Looking in pulp 2.8, it appears that where pulp_rpm does need to parse XML during publish, it does so with sax. See pulp.plugins.util.metadata_writer, which is used by modules in pulp_rpm.plugins.distributors.yum.metadata
Updated by jluza over 6 years ago
Here's the story. I was working on tool that supposed to compare metadata files in repodata directory. For huge repositories, repodata files can have megabytes, even hundreds of megabytes (unpacked). At first I tried to use etree library, but my laptop run out of memory quite quickly - when you consider you have to open two copied of repodata to compare them. So I rewrote my tool to use SAX parsing and stored nodes as lazy, so tool read them only when they were needed. That helped for reading, however diff result had to be also stored somewhere. So I dig more into SAX library and found out sax xml generator. That's how I've discovered SAX generator is much faster then etree.
Then I had idea we could rewrite pulp metadata generator for updateinfo to be SAX instead of etree - because at that times we were trying to improve publish performance every in possible way.

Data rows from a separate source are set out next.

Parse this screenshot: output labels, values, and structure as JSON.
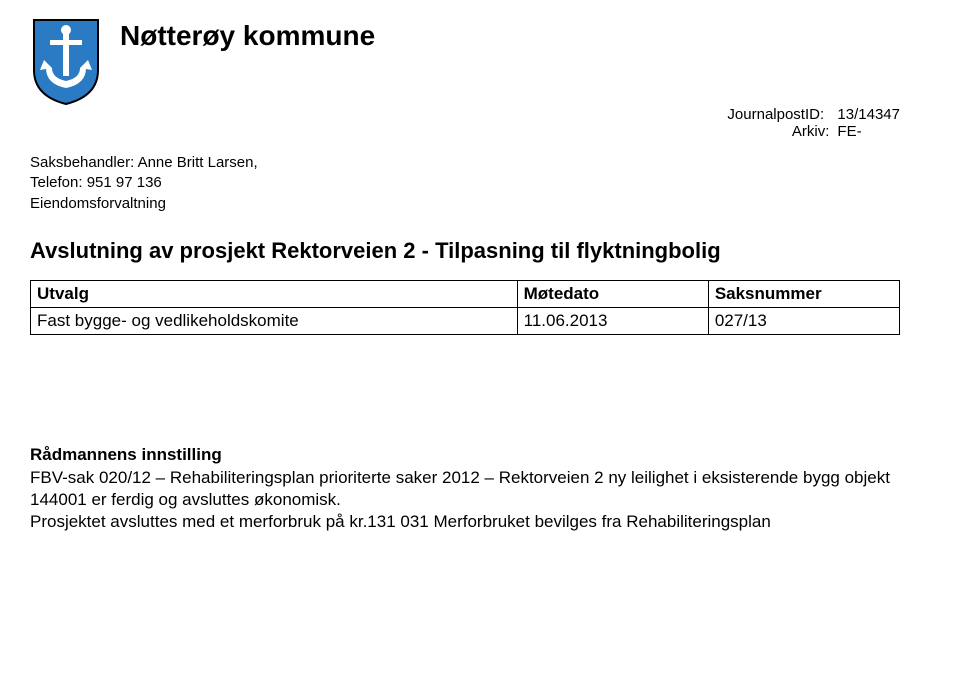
{
  "header": {
    "title": "Nøtterøy kommune",
    "crest": {
      "shield_fill": "#2b7bc4",
      "shield_stroke": "#000000",
      "anchor_fill": "#ffffff"
    }
  },
  "meta": {
    "journal_label": "JournalpostID:",
    "journal_value": "13/14347",
    "arkiv_label": "Arkiv:",
    "arkiv_value": "FE-"
  },
  "saksbehandler": {
    "line1": "Saksbehandler: Anne Britt Larsen,",
    "line2": "Telefon: 951 97 136",
    "line3": "Eiendomsforvaltning"
  },
  "main_heading": "Avslutning av prosjekt Rektorveien 2 - Tilpasning til flyktningbolig",
  "table": {
    "headers": {
      "c1": "Utvalg",
      "c2": "Møtedato",
      "c3": "Saksnummer"
    },
    "row": {
      "c1": "Fast bygge- og vedlikeholdskomite",
      "c2": "11.06.2013",
      "c3": "027/13"
    }
  },
  "section": {
    "heading": "Rådmannens innstilling",
    "body": "FBV-sak 020/12 – Rehabiliteringsplan prioriterte saker 2012 – Rektorveien 2 ny leilighet i eksisterende bygg objekt 144001 er ferdig og avsluttes økonomisk.\nProsjektet avsluttes med et merforbruk på kr.131 031 Merforbruket bevilges fra Rehabiliteringsplan"
  }
}
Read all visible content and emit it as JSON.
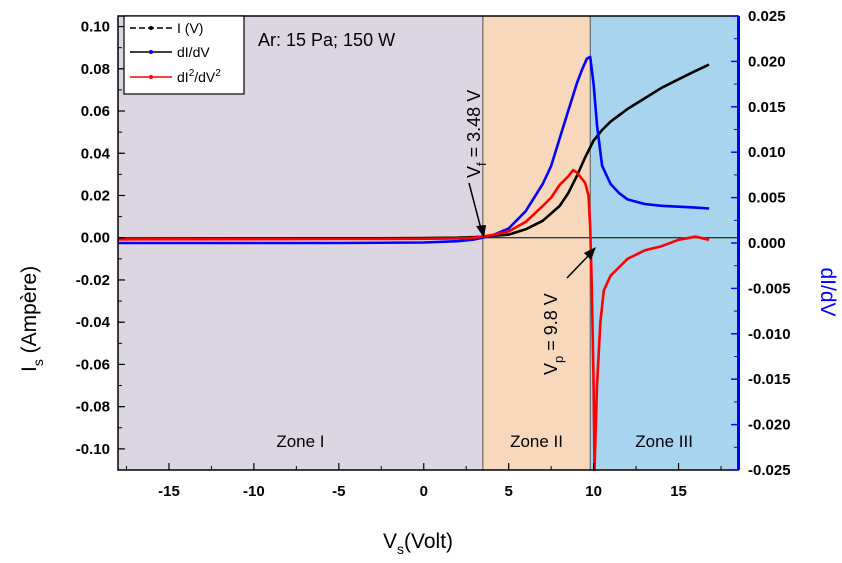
{
  "chart_data": {
    "type": "line",
    "xlabel": {
      "main": "V",
      "sub": "s",
      "rest": "(Volt)"
    },
    "ylabel": {
      "main": "I",
      "sub": "s",
      "rest": " (Ampère)"
    },
    "y2label": "dI/dV",
    "xlim": [
      -18,
      18.5
    ],
    "ylim": [
      -0.11,
      0.105
    ],
    "y2lim": [
      -0.025,
      0.025
    ],
    "xticks": [
      "-15",
      "-10",
      "-5",
      "0",
      "5",
      "10",
      "15"
    ],
    "yticks": [
      "0.10",
      "0.08",
      "0.06",
      "0.04",
      "0.02",
      "0.00",
      "-0.02",
      "-0.04",
      "-0.06",
      "-0.08",
      "-0.10"
    ],
    "y2ticks": [
      "0.025",
      "0.020",
      "0.015",
      "0.010",
      "0.005",
      "0.000",
      "-0.005",
      "-0.010",
      "-0.015",
      "-0.020",
      "-0.025"
    ],
    "title_annotation": "Ar: 15 Pa; 150 W",
    "legend": {
      "placement": "top-left",
      "entries": [
        {
          "label": "I (V)",
          "color": "#000000"
        },
        {
          "label": "dI/dV",
          "color": "#0000ff"
        },
        {
          "label": "dI2/dV2",
          "main": "dI",
          "sup1": "2",
          "mid": "/dV",
          "sup2": "2",
          "color": "#ff0000"
        }
      ]
    },
    "zones": [
      {
        "label": "Zone I",
        "x0": -18,
        "x1": 3.48,
        "color": "#dcd6e2"
      },
      {
        "label": "Zone II",
        "x0": 3.48,
        "x1": 9.8,
        "color": "#f7d8bc"
      },
      {
        "label": "Zone III",
        "x0": 9.8,
        "x1": 18.5,
        "color": "#a8d4ee"
      }
    ],
    "annotations": {
      "vf": {
        "main": "V",
        "sub": "f",
        "rest": " = 3.48 V",
        "x": 3.48
      },
      "vp": {
        "main": "V",
        "sub": "p",
        "rest": " = 9.8 V",
        "x": 9.8
      }
    },
    "series": [
      {
        "name": "I (V)",
        "axis": "left",
        "color": "#000000",
        "x": [
          -18,
          -10,
          -5,
          0,
          2,
          3,
          4,
          5,
          6,
          7,
          8,
          8.5,
          9,
          9.5,
          10,
          10.5,
          11,
          12,
          13,
          14,
          15,
          16,
          16.8
        ],
        "y": [
          -0.0005,
          -0.0004,
          -0.0003,
          -0.0002,
          0.0,
          0.0003,
          0.0008,
          0.0015,
          0.004,
          0.008,
          0.015,
          0.021,
          0.029,
          0.038,
          0.046,
          0.051,
          0.055,
          0.061,
          0.066,
          0.071,
          0.075,
          0.079,
          0.082
        ]
      },
      {
        "name": "dI/dV",
        "axis": "right",
        "color": "#0000ff",
        "x": [
          -18,
          -10,
          -5,
          0,
          2,
          3,
          4,
          5,
          6,
          7,
          7.5,
          8,
          8.5,
          9,
          9.3,
          9.6,
          9.8,
          10.0,
          10.2,
          10.5,
          11,
          11.5,
          12,
          13,
          14,
          15,
          16,
          16.8
        ],
        "y": [
          0.0,
          0.0,
          0.0,
          5e-05,
          0.0002,
          0.0004,
          0.0008,
          0.0016,
          0.0035,
          0.0065,
          0.0085,
          0.0115,
          0.0145,
          0.0175,
          0.019,
          0.0203,
          0.0205,
          0.0175,
          0.013,
          0.0085,
          0.0065,
          0.0055,
          0.0048,
          0.0043,
          0.0041,
          0.004,
          0.0039,
          0.0038
        ]
      },
      {
        "name": "dI2/dV2",
        "axis": "left",
        "color": "#ff0000",
        "x": [
          -18,
          -10,
          -5,
          0,
          2,
          3,
          4,
          5,
          6,
          7,
          7.5,
          8,
          8.5,
          8.8,
          9.0,
          9.3,
          9.5,
          9.7,
          9.8,
          9.9,
          10.0,
          10.05,
          10.2,
          10.4,
          10.6,
          11,
          11.5,
          12,
          13,
          14,
          15,
          16,
          16.8
        ],
        "y": [
          -0.0008,
          -0.0007,
          -0.0006,
          -0.0005,
          -0.0003,
          0.0,
          0.0012,
          0.003,
          0.0075,
          0.015,
          0.019,
          0.025,
          0.029,
          0.032,
          0.031,
          0.028,
          0.026,
          0.02,
          0.005,
          -0.025,
          -0.07,
          -0.11,
          -0.07,
          -0.04,
          -0.025,
          -0.018,
          -0.014,
          -0.01,
          -0.006,
          -0.004,
          -0.001,
          0.0005,
          -0.001
        ]
      }
    ]
  }
}
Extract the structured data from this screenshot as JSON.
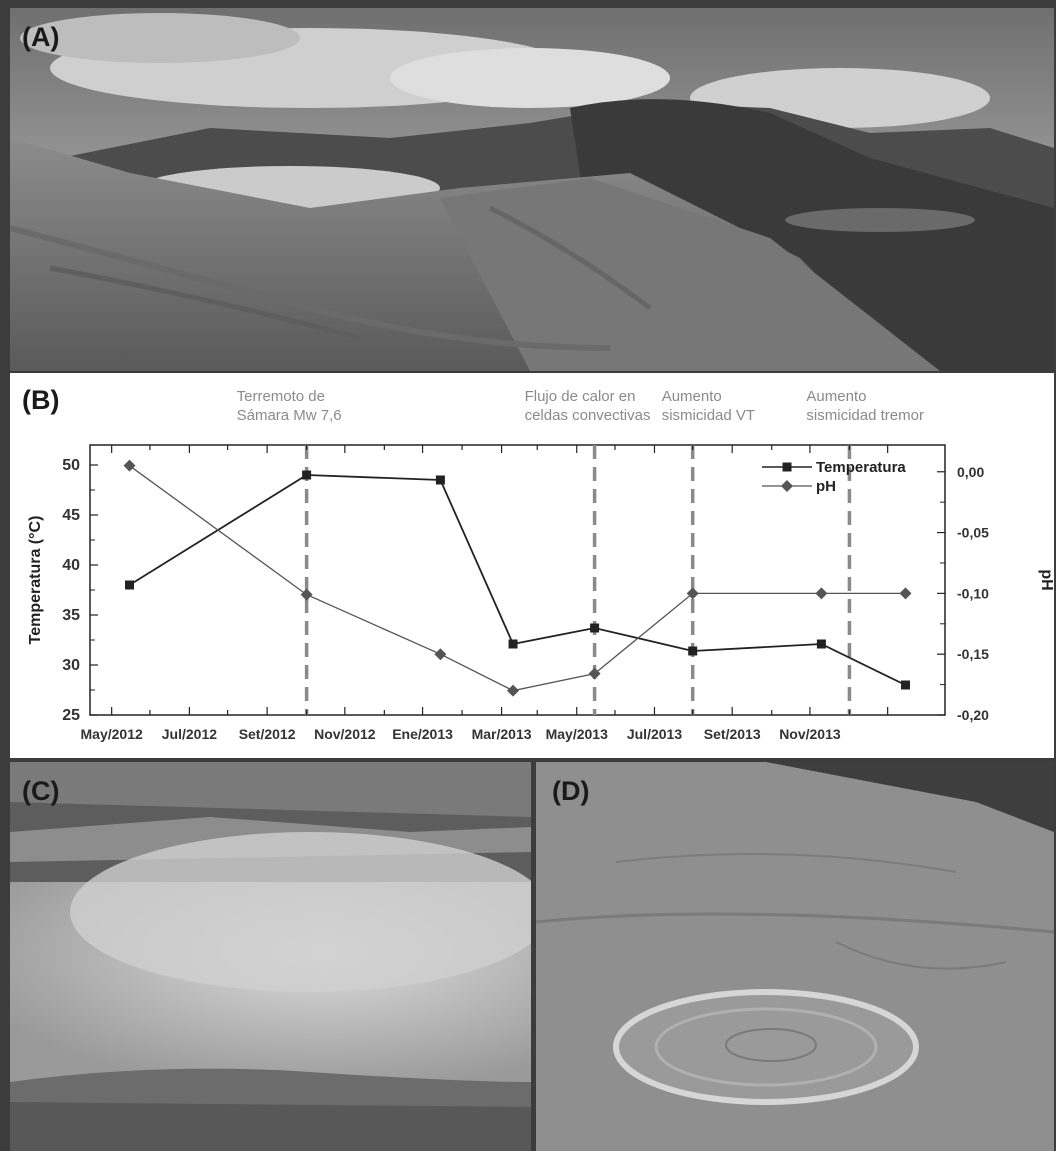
{
  "panels": {
    "a_label": "(A)",
    "b_label": "(B)",
    "c_label": "(C)",
    "d_label": "(D)"
  },
  "colors": {
    "temperature": "#222222",
    "ph": "#555555",
    "event_lines": "#8a8a8a"
  },
  "chart_data": {
    "type": "line",
    "x": [
      "2012-04-15",
      "2012-09-01",
      "2012-12-15",
      "2013-02-10",
      "2013-04-15",
      "2013-07-01",
      "2013-10-10",
      "2013-12-15"
    ],
    "x_ticks": [
      "May/2012",
      "Jul/2012",
      "Set/2012",
      "Nov/2012",
      "Ene/2013",
      "Mar/2013",
      "May/2013",
      "Jul/2013",
      "Set/2013",
      "Nov/2013"
    ],
    "ylabel": "Temperatura (°C)",
    "ylabel_right": "pH",
    "ylim": [
      25,
      52
    ],
    "ylim_right": [
      -0.2,
      0.022
    ],
    "y_ticks": [
      "25",
      "30",
      "35",
      "40",
      "45",
      "50"
    ],
    "y_ticks_right": [
      "0,00",
      "-0,05",
      "-0,10",
      "-0,15",
      "-0,20"
    ],
    "series": [
      {
        "name": "Temperatura",
        "axis": "left",
        "marker": "square",
        "points": [
          {
            "x": "2012-04-15",
            "y": 38.0
          },
          {
            "x": "2012-09-01",
            "y": 49.0
          },
          {
            "x": "2012-12-15",
            "y": 48.5
          },
          {
            "x": "2013-02-10",
            "y": 32.1
          },
          {
            "x": "2013-04-15",
            "y": 33.7
          },
          {
            "x": "2013-07-01",
            "y": 31.4
          },
          {
            "x": "2013-10-10",
            "y": 32.1
          },
          {
            "x": "2013-12-15",
            "y": 28.0
          }
        ]
      },
      {
        "name": "pH",
        "axis": "right",
        "marker": "diamond",
        "points": [
          {
            "x": "2012-04-15",
            "y": 0.005
          },
          {
            "x": "2012-09-01",
            "y": -0.101
          },
          {
            "x": "2012-12-15",
            "y": -0.15
          },
          {
            "x": "2013-02-10",
            "y": -0.18
          },
          {
            "x": "2013-04-15",
            "y": -0.166
          },
          {
            "x": "2013-07-01",
            "y": -0.1
          },
          {
            "x": "2013-10-10",
            "y": -0.1
          },
          {
            "x": "2013-12-15",
            "y": -0.1
          }
        ]
      }
    ],
    "events": [
      {
        "x": "2012-09-01",
        "line1": "Terremoto de",
        "line2": "Sámara Mw 7,6"
      },
      {
        "x": "2013-04-15",
        "line1": "Flujo de calor en",
        "line2": "celdas convectivas"
      },
      {
        "x": "2013-07-01",
        "line1": "Aumento",
        "line2": "sismicidad VT"
      },
      {
        "x": "2013-11-01",
        "line1": "Aumento",
        "line2": "sismicidad tremor"
      }
    ],
    "legend_position": "top-right"
  }
}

After I did that, comparison results showed up significant speed improvement.
I think we've never encountered memory issues due metadata publishing, or if we have, it was only very occasionally. That doesn't mean it can't happen and I think it's better to save memory for more useful stuff than greedy etree library - notwithstanding fact you will get better performance.
and there's still etree used. Of course primary, files and other metadata are composed by sticking individual pieces from db together, I don't think we could make any perf improvement there. But for comps and updateinfo, I think there's place for improvement.
I will provide you patch for comps and updateinfo sax generator, it's basically replaces whole package.py and updateinfo.py files and provides saxwriter library for that. It should be easy to test it.